L’importanza della bioedilizia e delle tematiche attinenti è comprensibile se si pensa che mediamente l’uomo europeo medio passa il 90 % della propria vita in spazi chiusi e che mediamente l’aria interna degli edifici è di circa tre volte peggiore rispetto a quella esterna.
Altrettanto significativo è il fatto che l’attività edilizia costituisce uno dei settori industriali a maggior impatto ambientale. Questo è in primo luogo dovuto al “consumo” di territorio e di materiali, che vede il 50% delle risorse sottratte alla natura destinate all’industria edilizia; altrettanto ingente è la quantità di rifiuti prodotti da tale settore, che è pari al 50% dei rifiuti annualmente prodotti.
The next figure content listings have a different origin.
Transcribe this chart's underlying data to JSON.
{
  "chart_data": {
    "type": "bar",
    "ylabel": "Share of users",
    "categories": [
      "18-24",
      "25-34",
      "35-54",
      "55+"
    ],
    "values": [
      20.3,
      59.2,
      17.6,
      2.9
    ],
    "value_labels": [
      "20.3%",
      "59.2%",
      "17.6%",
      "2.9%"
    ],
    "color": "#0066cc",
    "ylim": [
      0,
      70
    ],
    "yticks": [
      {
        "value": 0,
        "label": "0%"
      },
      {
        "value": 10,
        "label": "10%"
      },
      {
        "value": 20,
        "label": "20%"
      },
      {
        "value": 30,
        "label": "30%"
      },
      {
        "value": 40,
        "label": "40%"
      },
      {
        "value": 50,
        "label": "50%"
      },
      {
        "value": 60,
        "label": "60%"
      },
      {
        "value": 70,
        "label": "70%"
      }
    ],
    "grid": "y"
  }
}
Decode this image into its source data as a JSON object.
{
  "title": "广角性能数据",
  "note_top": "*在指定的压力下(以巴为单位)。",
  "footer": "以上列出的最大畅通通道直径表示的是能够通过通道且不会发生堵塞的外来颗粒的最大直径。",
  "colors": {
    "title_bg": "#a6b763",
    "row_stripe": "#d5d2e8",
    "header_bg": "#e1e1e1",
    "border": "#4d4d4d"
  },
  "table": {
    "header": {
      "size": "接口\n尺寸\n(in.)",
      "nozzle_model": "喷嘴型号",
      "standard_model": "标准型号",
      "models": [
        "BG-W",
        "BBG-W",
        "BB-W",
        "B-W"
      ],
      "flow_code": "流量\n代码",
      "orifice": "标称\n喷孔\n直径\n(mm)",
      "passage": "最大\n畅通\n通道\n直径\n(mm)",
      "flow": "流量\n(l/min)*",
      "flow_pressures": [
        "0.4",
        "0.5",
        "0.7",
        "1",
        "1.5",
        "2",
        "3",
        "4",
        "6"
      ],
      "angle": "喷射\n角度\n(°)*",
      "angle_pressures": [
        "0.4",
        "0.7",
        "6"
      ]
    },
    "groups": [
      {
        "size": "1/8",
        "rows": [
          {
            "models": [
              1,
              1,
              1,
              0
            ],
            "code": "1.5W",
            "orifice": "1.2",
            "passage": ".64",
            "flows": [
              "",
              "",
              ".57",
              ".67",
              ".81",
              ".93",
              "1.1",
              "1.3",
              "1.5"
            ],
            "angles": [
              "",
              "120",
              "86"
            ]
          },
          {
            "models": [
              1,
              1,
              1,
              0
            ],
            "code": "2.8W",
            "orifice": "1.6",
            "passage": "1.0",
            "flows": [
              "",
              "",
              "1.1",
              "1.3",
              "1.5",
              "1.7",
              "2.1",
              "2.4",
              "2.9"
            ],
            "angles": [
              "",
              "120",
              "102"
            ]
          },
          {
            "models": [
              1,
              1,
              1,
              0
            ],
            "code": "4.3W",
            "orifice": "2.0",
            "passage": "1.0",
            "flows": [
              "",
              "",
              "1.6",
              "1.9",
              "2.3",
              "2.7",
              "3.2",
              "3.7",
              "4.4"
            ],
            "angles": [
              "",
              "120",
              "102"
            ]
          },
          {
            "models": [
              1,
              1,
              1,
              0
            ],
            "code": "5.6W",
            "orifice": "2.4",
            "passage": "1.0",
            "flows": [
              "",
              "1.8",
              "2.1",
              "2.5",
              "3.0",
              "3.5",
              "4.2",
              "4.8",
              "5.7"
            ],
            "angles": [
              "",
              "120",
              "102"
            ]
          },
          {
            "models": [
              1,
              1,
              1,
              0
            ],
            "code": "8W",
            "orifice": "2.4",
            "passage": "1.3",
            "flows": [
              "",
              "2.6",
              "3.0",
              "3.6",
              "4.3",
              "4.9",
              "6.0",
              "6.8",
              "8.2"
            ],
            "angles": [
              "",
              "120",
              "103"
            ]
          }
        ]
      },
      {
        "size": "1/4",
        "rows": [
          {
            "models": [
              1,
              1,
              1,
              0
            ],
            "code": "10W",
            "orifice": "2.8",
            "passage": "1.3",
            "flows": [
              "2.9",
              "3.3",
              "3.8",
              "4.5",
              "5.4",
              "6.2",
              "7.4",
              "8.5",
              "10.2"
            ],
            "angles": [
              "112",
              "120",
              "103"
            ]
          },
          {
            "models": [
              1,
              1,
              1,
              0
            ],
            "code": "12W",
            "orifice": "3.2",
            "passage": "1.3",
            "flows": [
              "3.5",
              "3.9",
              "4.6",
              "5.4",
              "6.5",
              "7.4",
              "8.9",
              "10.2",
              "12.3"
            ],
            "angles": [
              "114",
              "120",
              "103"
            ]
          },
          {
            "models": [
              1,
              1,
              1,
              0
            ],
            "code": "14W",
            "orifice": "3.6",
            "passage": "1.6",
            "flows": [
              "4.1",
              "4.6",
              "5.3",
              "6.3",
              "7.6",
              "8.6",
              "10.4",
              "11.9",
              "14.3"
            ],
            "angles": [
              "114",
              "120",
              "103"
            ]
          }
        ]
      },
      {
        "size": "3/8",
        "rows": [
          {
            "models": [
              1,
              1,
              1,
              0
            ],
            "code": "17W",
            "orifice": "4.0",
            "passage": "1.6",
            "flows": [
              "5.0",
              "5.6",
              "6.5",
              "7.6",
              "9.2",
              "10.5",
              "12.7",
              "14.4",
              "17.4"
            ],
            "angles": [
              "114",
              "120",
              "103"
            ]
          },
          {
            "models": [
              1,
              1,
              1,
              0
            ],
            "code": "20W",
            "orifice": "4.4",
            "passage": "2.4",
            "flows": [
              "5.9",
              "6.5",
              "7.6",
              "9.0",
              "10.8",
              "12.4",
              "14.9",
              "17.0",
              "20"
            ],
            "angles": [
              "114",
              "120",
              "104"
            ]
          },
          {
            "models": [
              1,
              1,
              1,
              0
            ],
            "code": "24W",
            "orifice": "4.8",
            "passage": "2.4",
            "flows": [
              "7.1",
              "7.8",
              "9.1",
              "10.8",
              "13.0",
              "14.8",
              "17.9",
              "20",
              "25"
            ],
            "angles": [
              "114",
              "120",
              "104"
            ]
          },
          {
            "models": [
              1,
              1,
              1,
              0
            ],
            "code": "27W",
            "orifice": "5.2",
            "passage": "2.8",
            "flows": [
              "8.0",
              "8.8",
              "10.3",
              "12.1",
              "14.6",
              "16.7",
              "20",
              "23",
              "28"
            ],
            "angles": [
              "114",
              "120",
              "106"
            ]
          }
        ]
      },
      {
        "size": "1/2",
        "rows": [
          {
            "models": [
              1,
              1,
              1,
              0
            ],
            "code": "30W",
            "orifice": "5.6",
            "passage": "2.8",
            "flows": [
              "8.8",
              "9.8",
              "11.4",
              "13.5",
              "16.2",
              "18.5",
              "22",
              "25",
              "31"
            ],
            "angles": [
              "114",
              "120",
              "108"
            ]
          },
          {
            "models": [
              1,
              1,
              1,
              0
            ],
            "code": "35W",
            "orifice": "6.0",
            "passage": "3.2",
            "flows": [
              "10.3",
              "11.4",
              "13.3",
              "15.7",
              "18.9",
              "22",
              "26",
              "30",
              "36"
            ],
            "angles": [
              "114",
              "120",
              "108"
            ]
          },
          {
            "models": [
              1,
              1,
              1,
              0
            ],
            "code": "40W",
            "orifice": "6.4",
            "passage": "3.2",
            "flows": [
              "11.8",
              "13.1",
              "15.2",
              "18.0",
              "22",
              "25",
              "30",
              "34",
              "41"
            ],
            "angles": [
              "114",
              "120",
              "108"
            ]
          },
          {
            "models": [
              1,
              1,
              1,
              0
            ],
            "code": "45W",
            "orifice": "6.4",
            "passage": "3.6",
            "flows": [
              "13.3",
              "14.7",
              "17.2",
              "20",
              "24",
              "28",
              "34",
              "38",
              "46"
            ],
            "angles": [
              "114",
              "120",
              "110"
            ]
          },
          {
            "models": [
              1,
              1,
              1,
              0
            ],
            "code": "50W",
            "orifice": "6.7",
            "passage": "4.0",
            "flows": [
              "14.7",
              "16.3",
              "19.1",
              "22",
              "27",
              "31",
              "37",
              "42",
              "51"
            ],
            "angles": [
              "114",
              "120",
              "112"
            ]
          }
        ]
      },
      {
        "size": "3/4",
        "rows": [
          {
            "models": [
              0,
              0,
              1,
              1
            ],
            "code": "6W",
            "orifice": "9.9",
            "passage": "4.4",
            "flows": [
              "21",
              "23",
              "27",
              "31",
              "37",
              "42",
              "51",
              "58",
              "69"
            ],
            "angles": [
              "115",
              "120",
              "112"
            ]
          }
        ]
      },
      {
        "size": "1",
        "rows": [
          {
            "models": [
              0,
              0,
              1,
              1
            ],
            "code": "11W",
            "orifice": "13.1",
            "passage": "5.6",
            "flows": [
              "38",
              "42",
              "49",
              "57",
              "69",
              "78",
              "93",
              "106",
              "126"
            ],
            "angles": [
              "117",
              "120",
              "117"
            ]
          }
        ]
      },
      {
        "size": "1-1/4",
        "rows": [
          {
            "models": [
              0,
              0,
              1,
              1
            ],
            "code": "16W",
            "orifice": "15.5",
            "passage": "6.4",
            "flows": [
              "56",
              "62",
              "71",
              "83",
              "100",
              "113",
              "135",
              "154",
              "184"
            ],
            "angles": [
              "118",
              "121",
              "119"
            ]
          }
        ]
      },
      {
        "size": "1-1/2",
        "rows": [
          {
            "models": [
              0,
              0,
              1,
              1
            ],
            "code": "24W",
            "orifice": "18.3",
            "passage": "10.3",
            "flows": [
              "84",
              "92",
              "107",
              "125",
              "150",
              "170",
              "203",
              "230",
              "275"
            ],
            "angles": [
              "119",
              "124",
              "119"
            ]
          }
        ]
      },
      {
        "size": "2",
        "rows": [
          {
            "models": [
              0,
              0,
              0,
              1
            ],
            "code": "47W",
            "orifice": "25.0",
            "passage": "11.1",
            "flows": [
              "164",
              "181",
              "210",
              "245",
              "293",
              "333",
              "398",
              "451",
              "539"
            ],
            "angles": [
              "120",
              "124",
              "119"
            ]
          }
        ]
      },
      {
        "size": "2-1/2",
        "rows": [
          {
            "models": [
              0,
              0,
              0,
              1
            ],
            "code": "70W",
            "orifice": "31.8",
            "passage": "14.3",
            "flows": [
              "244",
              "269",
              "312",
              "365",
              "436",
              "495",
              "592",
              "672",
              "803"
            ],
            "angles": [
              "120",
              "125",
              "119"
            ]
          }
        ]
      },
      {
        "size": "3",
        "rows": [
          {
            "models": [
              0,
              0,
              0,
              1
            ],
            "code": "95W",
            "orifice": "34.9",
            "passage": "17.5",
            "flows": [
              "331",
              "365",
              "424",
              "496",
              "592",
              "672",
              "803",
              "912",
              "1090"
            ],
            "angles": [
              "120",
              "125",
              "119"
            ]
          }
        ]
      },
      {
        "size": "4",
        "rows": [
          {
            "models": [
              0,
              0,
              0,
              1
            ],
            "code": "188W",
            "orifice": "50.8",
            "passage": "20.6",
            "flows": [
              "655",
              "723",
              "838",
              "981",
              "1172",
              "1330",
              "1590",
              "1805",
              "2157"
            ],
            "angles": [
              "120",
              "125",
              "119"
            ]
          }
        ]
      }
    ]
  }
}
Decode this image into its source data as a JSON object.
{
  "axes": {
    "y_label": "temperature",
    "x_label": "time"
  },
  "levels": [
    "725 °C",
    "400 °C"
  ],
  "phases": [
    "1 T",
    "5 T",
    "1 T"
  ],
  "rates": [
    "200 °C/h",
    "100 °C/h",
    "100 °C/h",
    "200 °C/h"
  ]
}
Le mura degli edifici nell’architettura bioecologica assumono il ruolo di “terza pelle” per l’uomo: la nostra prima pelle è il tessuto cutaneo, la seconda l’abbigliamento, la terza, appunto, l’edificio in cui viviamo. Ciò che accomuna questi tre “strati” è il fine, ovvero garantire protezione e benessere all’organismo, riparandolo dagli agenti esterni che potrebbero danneggiarlo.
A differenza dell’odierna tendenza che intende l’edificio come un contenitore ermetico, la bioedilizia lo considera come un organismo vivo: oltre che proteggere dagli agenti esterni, l’architettura dovrebbe essere in grado di respirare, di consentire cioè degli scambi tra ambiente interno ed esterno, come una sorta di grande polmone.
In quest’ottica assumono grande importanza la scelta dei materiali da costruzione, il loro impiego e le scelte tecnologiche adottate: di questo appunto si occupa la bioedilizia.